The idea that folklore is a pure expression of national character now seems quaint. We understand much better how legends migrated from place to place, leading to similarities between different traditions. In Afanasev’s time, scholars like Buslaev and Alexander Veselovsky were already developing theories of how groups “borrowed” stories and characters from one another. (They were both converts from the Mythological school, to which Afanasev belonged, which taught that folklore originated in ancient myths about the natural world.) We are also, of course, much warier of making broad generalizations about people on the basis of national or ethnic identities. But the concept of national character still holds sway, as does the notion that we might grasp hold of it, if only fleetingly, in the form of some cultural artifact or other. It would be facile to claim that to be Russian means nothing more than “belonging to the Russian nation,” and we surely have a right to ask of Russian folktales (or books, or music, or movies) what they can tell us about Russianness.

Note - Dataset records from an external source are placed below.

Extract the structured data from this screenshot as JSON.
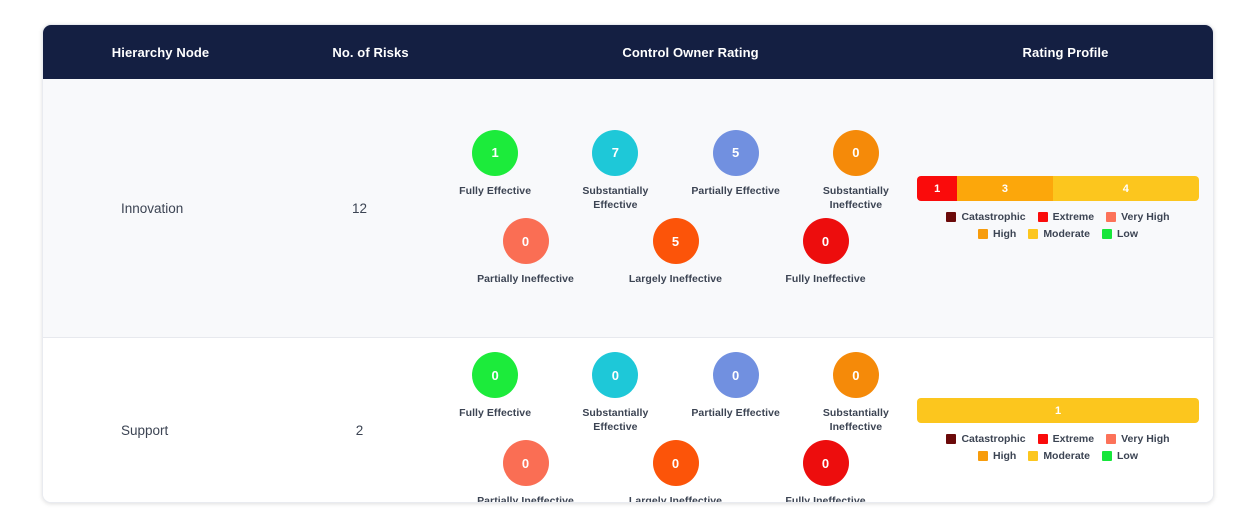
{
  "table": {
    "headers": {
      "hierarchy_node": "Hierarchy Node",
      "no_of_risks": "No. of Risks",
      "control_owner_rating": "Control Owner Rating",
      "rating_profile": "Rating Profile"
    },
    "header_bg": "#141f42",
    "rows": [
      {
        "node": "Innovation",
        "risks": "12",
        "control_owner_rating": [
          {
            "label": "Fully Effective",
            "value": "1",
            "color": "#1ceb3b"
          },
          {
            "label": "Substantially Effective",
            "value": "7",
            "color": "#1ec8d8"
          },
          {
            "label": "Partially Effective",
            "value": "5",
            "color": "#7190e0"
          },
          {
            "label": "Substantially Ineffective",
            "value": "0",
            "color": "#f58a09"
          },
          {
            "label": "Partially Ineffective",
            "value": "0",
            "color": "#fa6e54"
          },
          {
            "label": "Largely Ineffective",
            "value": "5",
            "color": "#fc5409"
          },
          {
            "label": "Fully Ineffective",
            "value": "0",
            "color": "#ed0d0d"
          }
        ],
        "rating_profile": {
          "segments": [
            {
              "label": "Extreme",
              "value": "1",
              "color": "#fa0b0b",
              "width_pct": 14.3
            },
            {
              "label": "High",
              "value": "3",
              "color": "#fca70b",
              "width_pct": 33.8
            },
            {
              "label": "Moderate",
              "value": "4",
              "color": "#fcc61e",
              "width_pct": 51.9
            }
          ]
        }
      },
      {
        "node": "Support",
        "risks": "2",
        "control_owner_rating": [
          {
            "label": "Fully Effective",
            "value": "0",
            "color": "#1ceb3b"
          },
          {
            "label": "Substantially Effective",
            "value": "0",
            "color": "#1ec8d8"
          },
          {
            "label": "Partially Effective",
            "value": "0",
            "color": "#7190e0"
          },
          {
            "label": "Substantially Ineffective",
            "value": "0",
            "color": "#f58a09"
          },
          {
            "label": "Partially Ineffective",
            "value": "0",
            "color": "#fa6e54"
          },
          {
            "label": "Largely Ineffective",
            "value": "0",
            "color": "#fc5409"
          },
          {
            "label": "Fully Ineffective",
            "value": "0",
            "color": "#ed0d0d"
          }
        ],
        "rating_profile": {
          "segments": [
            {
              "label": "Moderate",
              "value": "1",
              "color": "#fcc61e",
              "width_pct": 100
            }
          ]
        }
      }
    ]
  },
  "legend": [
    {
      "label": "Catastrophic",
      "color": "#6b0a0a"
    },
    {
      "label": "Extreme",
      "color": "#fa0b0b"
    },
    {
      "label": "Very High",
      "color": "#fc7259"
    },
    {
      "label": "High",
      "color": "#f79c0c"
    },
    {
      "label": "Moderate",
      "color": "#fcc61e"
    },
    {
      "label": "Low",
      "color": "#16e63a"
    }
  ],
  "chart_data": {
    "type": "bar",
    "title": "Rating Profile",
    "categories": [
      "Catastrophic",
      "Extreme",
      "Very High",
      "High",
      "Moderate",
      "Low"
    ],
    "series": [
      {
        "name": "Innovation",
        "values": [
          0,
          1,
          0,
          3,
          4,
          0
        ]
      },
      {
        "name": "Support",
        "values": [
          0,
          0,
          0,
          0,
          1,
          0
        ]
      }
    ],
    "xlabel": "",
    "ylabel": "",
    "legend_position": "bottom",
    "grid": false
  }
}
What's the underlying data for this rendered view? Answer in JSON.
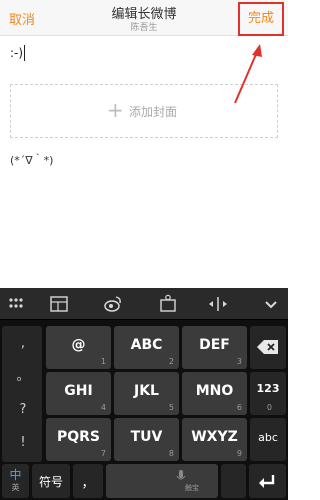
{
  "header": {
    "cancel_label": "取消",
    "title": "编辑长微博",
    "subtitle": "陈吾生",
    "done_label": "完成"
  },
  "editor": {
    "emoticon_text": ":-)",
    "add_cover_label": "添加封面",
    "kaomoji_text": "(*´∇｀*)"
  },
  "keyboard": {
    "punct_column": [
      ",",
      "。",
      "?",
      "!"
    ],
    "rows": [
      [
        {
          "label": "@",
          "digit": "1"
        },
        {
          "label": "ABC",
          "digit": "2"
        },
        {
          "label": "DEF",
          "digit": "3"
        }
      ],
      [
        {
          "label": "GHI",
          "digit": "4"
        },
        {
          "label": "JKL",
          "digit": "5"
        },
        {
          "label": "MNO",
          "digit": "6"
        }
      ],
      [
        {
          "label": "PQRS",
          "digit": "7"
        },
        {
          "label": "TUV",
          "digit": "8"
        },
        {
          "label": "WXYZ",
          "digit": "9"
        }
      ]
    ],
    "numeric_key": {
      "label": "123",
      "digit": "0"
    },
    "abc_key": "abc",
    "bottom": {
      "lang_label": "中",
      "lang_sub": "英",
      "symbol_label": "符号",
      "comma_label": "，",
      "space_hint": "触宝"
    }
  },
  "colors": {
    "accent": "#f08a1c",
    "annotation": "#e0322b"
  },
  "icons": [
    "backspace-icon",
    "enter-icon",
    "microphone-icon",
    "weibo-icon",
    "cursor-move-icon",
    "collapse-icon",
    "emoji-keyboard-icon",
    "clipboard-icon"
  ]
}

What if they tell us many contradictory things at once? It’s possible to perceive a deep-seated resentment against the clergy and other authority figures in the Secret Tales. But, as the philologist Boris Uspensky has argued, the humiliations visited on fictional priests could also be seen as a funhouse reflection of the deference and respect they normally enjoyed among the people. Afanasev’s collections helped open educated Russians’ eyes to the richness of peasant culture, yet this richness also posed problems for those trying to define Russian identity. At the same time, the idea of Russianness as either lagging behind or usefully counteracting European culture has remained alluring.

The Bolsheviks saw Russian nationalism as an obstacle to building an international proletariat, and after Vladimir Lenin took power he promised a “war to the death on Great Russian chauvinism.” Nevertheless, within a few decades Joseph Stalin declared Russians to be “first among equals” in the USSR and credited the Russian people with being the primary reason for the defeat of Nazi Germany. A handful of the Secret Tales, the ones about priests stealing from peasants rather than buggering their wives, made their way into print, but the really indecent stories remained accessible only to scholars in the know. It wasn’t until the 1990s, after the fall of the USSR, that the Russian Secret Tales were finally published in Russia.

Folklore had long lost its place at the center of debates over national identity, but in the chaos that followed the collapse of the Soviet Union, the old questions about Russia’s place in the world were as contentious as ever. The wish to catch up with the West once more jostled with a sense of being separate, being Russian. Russianness could mean almost anything.